ECLI:NL:PHR:2003:AF6204
Parket bij de Hoge Raad
- J.M.H. Hoge Raad der Nederlanden
- Rechtspraak.nl
Arrest Hoge Raad inzake eigendom van in beslag genomen sieraden en gelden in faillissement
In deze zaak gaat het om een arrest van de Hoge Raad der Nederlanden, waarin de eigendom van in beslag genomen sieraden en gelden centraal staat. De eisers, bestaande uit [eiseres 1a], [eiseres 1b], [eiseres 2] en [eiser 3], hebben in cassatie de afgifte van deze goederen gevorderd van de curator, mr. J. Krijgsman, in het faillissement van [betrokkene 1]. De zaak heeft zijn oorsprong in een strafrechtelijk onderzoek tegen [betrokkene 1], waarbij op 2 mei 1994 huiszoekingen zijn verricht.
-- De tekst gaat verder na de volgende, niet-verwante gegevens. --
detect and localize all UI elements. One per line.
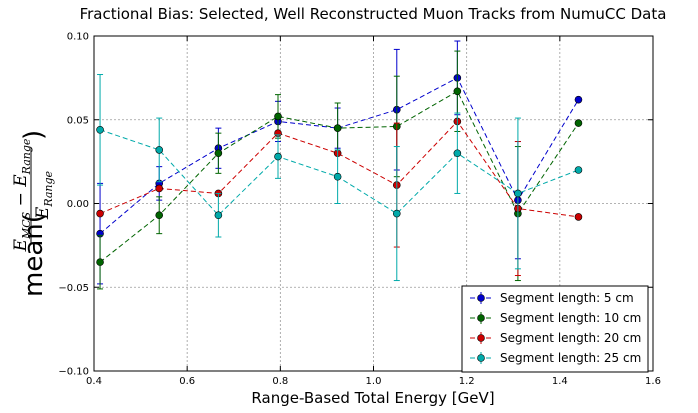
data-point — [392, 209, 401, 218]
series-2 — [96, 50, 583, 290]
x-tick-label: 0.8 — [272, 376, 288, 387]
legend-label: Segment length: 25 cm — [500, 351, 641, 365]
x-tick-label: 1.0 — [366, 376, 382, 387]
y-tick-label: −0.10 — [58, 367, 89, 378]
x-tick-label: 0.6 — [179, 376, 195, 387]
x-tick-label: 1.4 — [552, 376, 568, 387]
data-point — [574, 213, 583, 221]
data-point — [96, 126, 104, 134]
legend-entry-3: Segment length: 20 cm — [470, 331, 641, 345]
y-axis-label-prefix: mean( — [19, 213, 49, 297]
data-point — [453, 149, 462, 158]
data-point — [155, 146, 164, 154]
legend-entry-4: Segment length: 25 cm — [470, 351, 641, 365]
legend-entry-1: Segment length: 5 cm — [470, 291, 634, 305]
series-1 — [96, 40, 583, 285]
den-e: E — [33, 206, 53, 220]
num-e2: E — [11, 174, 31, 188]
x-tick-label: 0.4 — [86, 376, 102, 387]
data-point — [155, 184, 164, 193]
legend-marker — [477, 334, 485, 342]
num-sub1: MCS — [20, 211, 33, 240]
y-tick-label: −0.05 — [58, 283, 89, 294]
data-point — [514, 189, 522, 198]
data-point — [453, 87, 462, 96]
legend-label: Segment length: 20 cm — [500, 331, 641, 345]
data-point — [274, 112, 282, 121]
data-point — [96, 258, 104, 266]
y-axis-label-denominator: ERange — [33, 170, 55, 220]
data-point — [574, 95, 583, 104]
data-point — [574, 119, 583, 127]
data-point — [333, 124, 342, 132]
legend-label: Segment length: 5 cm — [500, 291, 634, 305]
y-axis-label-numerator: EMCS − ERange — [11, 138, 33, 252]
legend-marker — [477, 314, 485, 322]
y-axis-label: mean( EMCS − ERange ERange ) — [11, 130, 55, 297]
data-point — [96, 209, 104, 218]
legend-marker — [477, 294, 485, 302]
series-line — [99, 120, 579, 218]
num-minus: − — [11, 187, 31, 212]
series-line — [99, 129, 579, 216]
x-tick-label: 1.6 — [645, 376, 661, 387]
data-point — [155, 211, 164, 220]
x-tick-label: 1.2 — [459, 376, 475, 387]
series-4 — [96, 74, 583, 282]
num-e1: E — [11, 238, 31, 252]
series-layer — [96, 40, 583, 290]
data-point — [574, 166, 583, 174]
legend-box — [461, 285, 649, 373]
num-sub2: Range — [20, 138, 33, 175]
den-sub: Range — [42, 170, 55, 207]
data-point — [274, 152, 282, 161]
y-tick-label: 0.00 — [67, 199, 89, 210]
legend-entry-2: Segment length: 10 cm — [470, 311, 641, 325]
chart-title: Fractional Bias: Selected, Well Reconstr… — [80, 5, 667, 23]
y-tick-label: 0.10 — [67, 32, 89, 43]
data-point — [214, 211, 223, 220]
data-point — [214, 149, 223, 158]
legend: Segment length: 5 cm Segment length: 10 c… — [461, 285, 649, 373]
x-axis-label: Range-Based Total Energy [GeV] — [251, 389, 494, 407]
y-tick-label: 0.05 — [67, 115, 89, 126]
y-axis-label-suffix: ) — [19, 130, 49, 140]
legend-label: Segment length: 10 cm — [500, 311, 641, 325]
legend-marker — [477, 354, 485, 362]
data-point — [333, 172, 342, 181]
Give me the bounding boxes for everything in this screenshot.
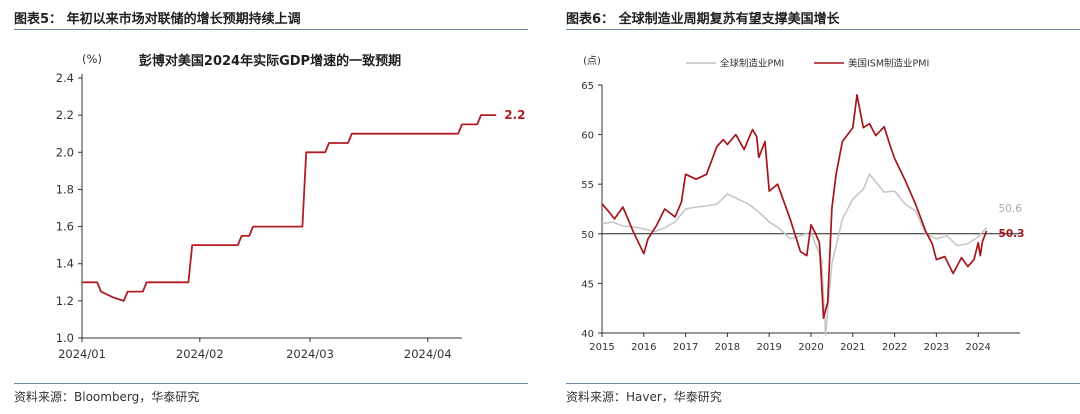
chart-title: 彭博对美国2024年实际GDP增速的一致预期 (139, 53, 401, 69)
source-note: 资料来源：Haver，华泰研究 (566, 390, 722, 404)
x-tick-label: 2024/04 (404, 347, 452, 361)
legend-us: 美国ISM制造业PMI (848, 58, 929, 70)
y-tick-label: 40 (581, 329, 594, 340)
source-divider (566, 383, 1080, 384)
y-tick-label: 2.2 (56, 108, 74, 122)
x-tick-label: 2024 (965, 342, 990, 353)
x-tick-label: 2017 (673, 342, 698, 353)
figure-right: 图表6： 全球制造业周期复苏有望支撑美国增长 (点) 全球制造业PMI 美国IS… (552, 0, 1080, 414)
pmi-chart: (点) 全球制造业PMI 美国ISM制造业PMI 40 45 50 55 60 65 201… (581, 55, 1025, 353)
source-divider (14, 383, 528, 384)
x-tick-label: 2022 (882, 342, 907, 353)
x-tick-label: 2015 (589, 342, 614, 353)
title-divider (14, 29, 528, 30)
series-line-us-ism-pmi (601, 94, 988, 319)
y-tick-label: 50 (581, 230, 594, 241)
x-tick-label: 2020 (798, 342, 823, 353)
x-tick-label: 2023 (924, 342, 949, 353)
series-line-global-pmi (601, 173, 988, 336)
figure-left: 图表5： 年初以来市场对联储的增长预期持续上调 彭博对美国2024年实际GDP增… (0, 0, 528, 414)
y-tick-label: 65 (581, 81, 594, 92)
end-value-label: 2.2 (504, 108, 525, 122)
x-tick-label: 2024/02 (176, 347, 224, 361)
x-tick-label: 2016 (631, 342, 656, 353)
gdp-forecast-chart: 彭博对美国2024年实际GDP增速的一致预期 (%) 1.0 1.2 1.4 1.6 1… (56, 52, 526, 361)
y-unit-label: (%) (82, 52, 102, 66)
figure-title: 图表5： 年初以来市场对联储的增长预期持续上调 (14, 12, 301, 27)
legend-global: 全球制造业PMI (720, 58, 784, 70)
y-tick-label: 45 (581, 279, 594, 290)
x-tick-label: 2024/01 (58, 347, 106, 361)
title-divider (566, 29, 1080, 30)
y-tick-label: 2.0 (56, 145, 74, 159)
y-tick-label: 1.4 (56, 257, 74, 271)
y-tick-label: 2.4 (56, 71, 74, 85)
x-tick-label: 2024/03 (286, 347, 334, 361)
source-note: 资料来源：Bloomberg，华泰研究 (14, 390, 200, 404)
x-tick-label: 2019 (756, 342, 781, 353)
series-line-gdp-forecast (82, 114, 497, 302)
y-tick-label: 1.8 (56, 182, 74, 196)
y-tick-label: 1.2 (56, 294, 74, 308)
y-tick-label: 55 (581, 180, 594, 191)
y-unit-label: (点) (583, 55, 601, 67)
end-value-label: 50.3 (999, 228, 1025, 240)
figure-title: 图表6： 全球制造业周期复苏有望支撑美国增长 (566, 12, 840, 27)
y-tick-label: 1.0 (56, 331, 74, 345)
x-tick-label: 2021 (840, 342, 865, 353)
y-tick-label: 60 (581, 131, 594, 142)
y-tick-label: 1.6 (56, 220, 74, 234)
x-tick-label: 2018 (715, 342, 740, 353)
end-value-label: 50.6 (999, 203, 1023, 215)
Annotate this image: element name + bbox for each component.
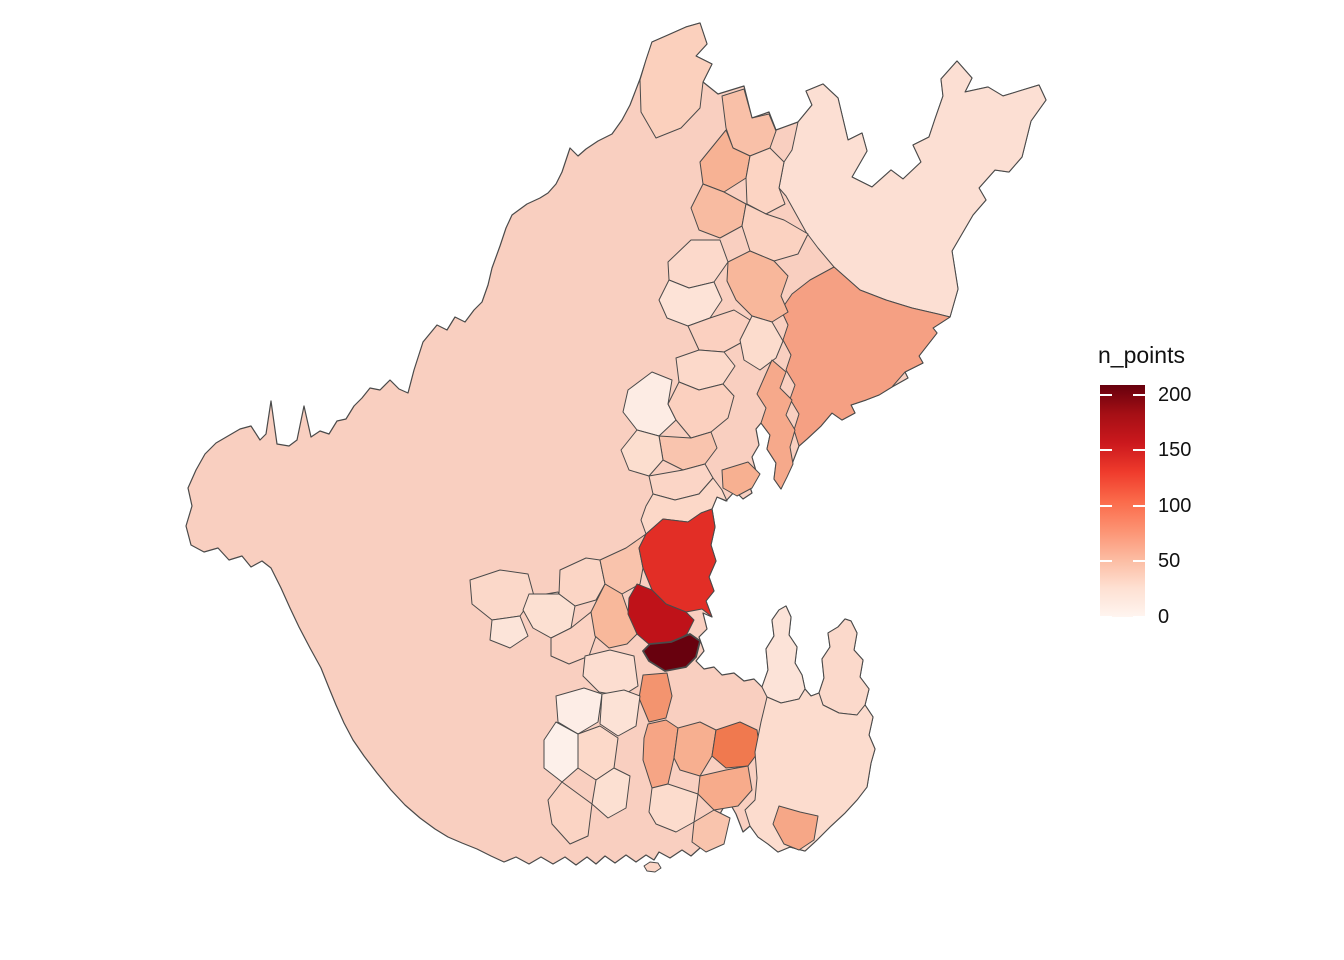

Tijdens deze huiszoekingen zijn aanzienlijke geldbedragen en sieraden in beslag genomen, waarvan de eisers claimen dat deze hun eigendom zijn. De rechtbank heeft hen in de gelegenheid gesteld bewijs te leveren van hun eigendomsrechten, maar de curator heeft betwist dat de goederen aan de eisers toebehoren, stellende dat deze in de faillissementsboedel vallen.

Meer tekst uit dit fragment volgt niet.